En la invención de todo calendario subyace el interés de las culturas de datar hechos pasados y predecir los futuros. Para ello se recurre a la asistencia de fenómenos repetitivos, de carácter astronómico. El periodo más fácil de deteminar, después de la sucesión de días y noches, es el lunar o sinódico. Y el más útil para las sociedades sedentarias, por su relación con la climatología, es el ciclo solar.
Entre dos lunas nuevas transcurren 29 días y medio. En estos párrafos se redondearán todas las proporciones de las que se habla, ya que ninguna es perfecta: nuestro satélite tarda, por ejemplo, entre 29,27 y 29,83 días en completar una vuelta a la Tierra, y el tiempo medio son 29,5306. Casi todos los calendarios lo han asimilado como un ciclo fundamental, el mes, bien por observación continua (como el calendario griego), bien aproximando su valor (el hebreo) o evolucionando hacia un sistema que desdeña su relación original con el astro (el egipcio). Respecto al sol, requiere algo menos de 365 días y cuarto para completar su evolución anual. Transcurrido ese tiempo, al llegar cualquiera de los solsticios, repite sus posiciones sobre el cielo.

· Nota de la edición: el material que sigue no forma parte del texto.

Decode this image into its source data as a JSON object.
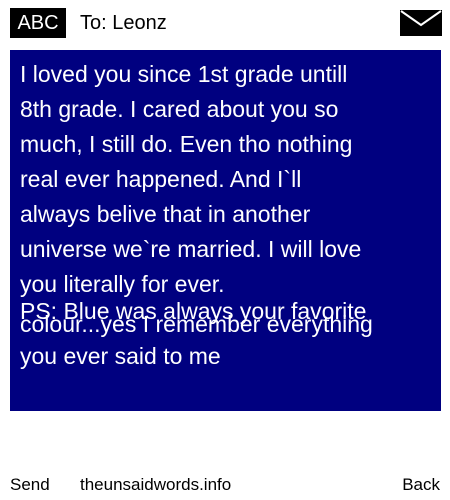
{
  "header": {
    "badge_label": "ABC",
    "recipient": "To: Leonz",
    "icon": "envelope-icon"
  },
  "message": {
    "lines": [
      "I loved you since 1st grade untill",
      "8th grade. I cared about you so",
      "much, I still do. Even tho nothing",
      "real ever happened. And I`ll",
      "always belive that in another",
      "universe we`re married. I will love",
      "you literally for ever.",
      "PS: Blue was always your favorite",
      "colour...yes I remember everything",
      "you ever said to me"
    ],
    "background_color": "#000080",
    "text_color": "#ffffff"
  },
  "footer": {
    "send_label": "Send",
    "site_label": "theunsaidwords.info",
    "back_label": "Back"
  }
}
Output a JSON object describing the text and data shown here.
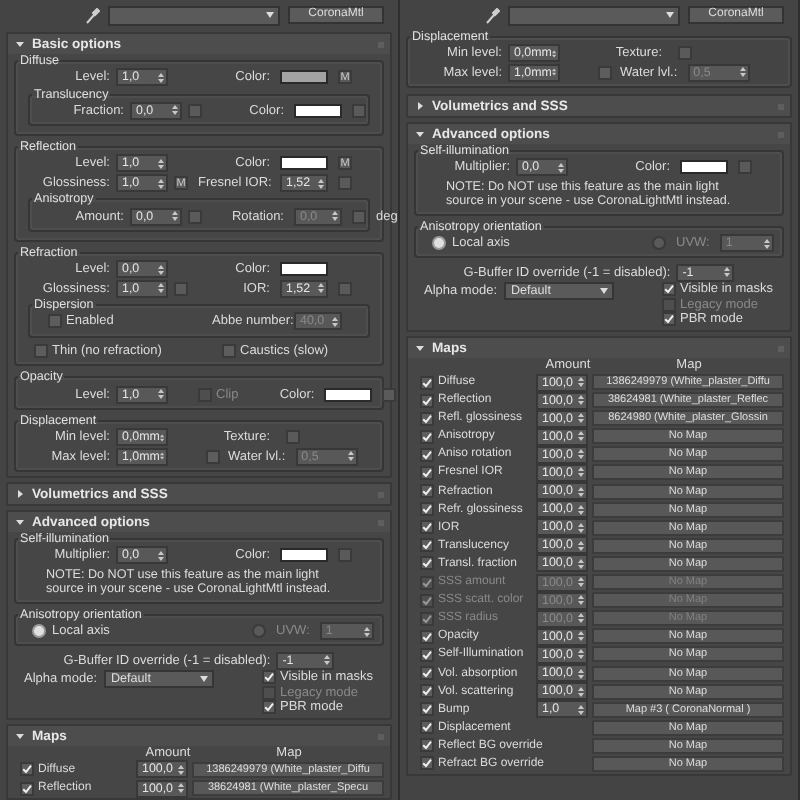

Una primera aproximación conduce a meses de 30 días y años de 365. El siguiente reajuste es también casi inmediato. Fuerza a alternar meses de 29 y 30 días; así como a introducir un año bisiesto cada cuatro, variación que afina ambos periodos con relativo acierto: no obstante, casarlos no es tarea tan sencilla. La proporción entre la duración de ambos es de 12,368. De modo que si se establece que el año está formado por doce meses nos quedamos muy cortos; pero con trece el error sería aun mayor. Nuestro calendario optó hace casi tres milenios por la misma drástica solución que se ha comentado eligieron los egipcios: sacrificar el seguimiento de las fases de la luna. Pero otra alternativa es buscar un ciclo más largo que resuma ambos.
La fracción de mes sobrante al concluir un año es un 0,368 de éste. Transcurridos dos, 0,737; y al cabo de tres, 1,105. Ninguno de estos valores sería aceptable de cara a nuestro objetivo. Sin embargo, si seguimos multiplicando, se observa que al cabo de 19 años obtenemos el asombrosamente ajustado valor de 6,997 meses. Dicho con otras palabras: 19 ciclos solares son casi exactamente 235 ciclos lunares. Esta coincidencia era al parecer ya conocida en Mesopotamia hacia el siglo VI a. C., pero su hallazgo se atribuye al astrónomo ateniense Metón, quien lo descubriese el 432 a. C. con la ayuda de Euctemón.
Por su propia naturaleza, el ciclo metónico, a veces denominado número áureo, sirve para predecir acontecimientos lunisolares, como la determinación de la fecha de la Pascua. Su cercanía a los 255 meses draconíticos permite asimismo predecir los eclipses.